CREATE OR REPLACE DYNAMIC TABLE FROSTBYTE_TASTY_BYTES.HARMONIZED.ORDERS_ENRICHED_DT
TARGET_LAG = '5 minutes'
WAREHOUSE = 'TASTY_DE_WH'
REFRESH_MODE=INCREMENTAL
AS 
SELECT 
    s.*,
    m.truck_brand_name,
    m.menu_type,
    m.menu_item_name,
    t.primary_city,
    t.region,
    t.country,
    t.franchise_flag,
    t.franchise_id,
    f.first_name AS franchisee_first_name,
    f.last_name AS franchisee_last_name,
    cl.first_name,
    cl.last_name,
    cl.e_mail,
    cl.phone_number,
    cl.children_count,
    cl.gender,
    cl.marital_status
FROM FROSTBYTE_TASTY_BYTES.HARMONIZED.ORDERS_DT s
JOIN frostbyte_tasty_bytes.raw_pos.truck t 
    ON s.truck_id = t.truck_id
JOIN frostbyte_tasty_bytes.raw_pos.menu m 
    ON s.menu_item_id = m.menu_item_id
JOIN frostbyte_tasty_bytes.raw_pos.franchise f 
    ON t.franchise_id = f.franchise_id
LEFT JOIN frostbyte_tasty_bytes.raw_customer.customer_loyalty cl
    ON s.customer_id = cl.customer_id;


### Snowflake Data Management Features

1. **Zero-Copy Cloning**
   - Creates instant copy of table without duplicating storage
   - Only new/modified data consumes additional space
   - Perfect for testing, development, and backup scenarios
   - Syntax: `CREATE TABLE new_table CLONE source_table`

2. **Time Travel**
   - Allows querying historical data states
   - Access data from a specific point in time
   - No need to restore backups
   - Syntax: `SELECT * FROM table AT (TIMESTAMP => time_expression)`
   - Default retention: 24 hours (Enterprise: up to 90 days)

In [None]:
-- =========================================
-- 4. Zero-Copy Cloning
-- =========================================
-- Instantly create a copy of a table without consuming extra storage.
USE ROLE ACCOUNTADMIN;
CREATE OR REPLACE TABLE FROSTBYTE_TASTY_BYTES.RAW_CUSTOMER.CUSTOMER_LOYALTY_DEV
CLONE FROSTBYTE_TASTY_BYTES.RAW_CUSTOMER.CUSTOMER_LOYALTY;



### Use Case 4

Description:Demonstrate how to identify the root cause from notifications in a pipeline failure.

Let's go into the UI to look at our dynamic tables and pipeline failures. 

### Use Case 8
Description: Demonstrate if and how we can set policies to enable data to be cached.
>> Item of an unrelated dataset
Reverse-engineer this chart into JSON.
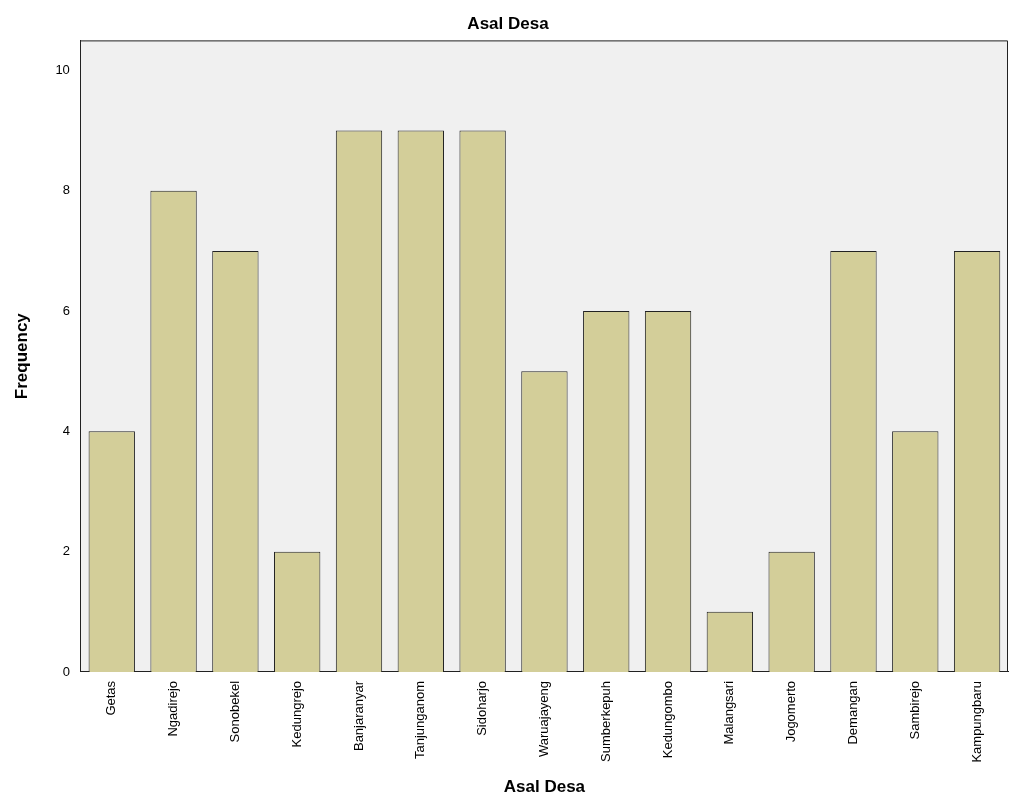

Demonstrate if the platform provides ways to automatically optimize memory or storage.

Snowflake has three built-in mechanisms for caching:
- Result Cache: Stores query results for 24 hours
- Metadata Cache: Stores table structure info
- Data Cache: Stores temp data in warehouse local storage

All caches are automatically managed by Snowflake.

In the example below, we use Snowpark (Python for Snowflake). If we run the same query again, we use the RESULT CACHE. This does not incur a compute cost.

In [None]:
from snowflake.snowpark.functions import col
from snowflake.snowpark.context import get_active_session

session = get_active_session()
df = session.table('FROSTBYTE_TASTY_BYTES.HARMONIZED.ORDERS_ENRICHED_DT') \
    .select(col('menu_type'), col('region')) \
    .groupBy('menu_type', 'region') \
    .count()
df.show()

In [None]:
#Running it again

df.show()

We can also go into the query history to see whether the query used a warehouse or used a cache.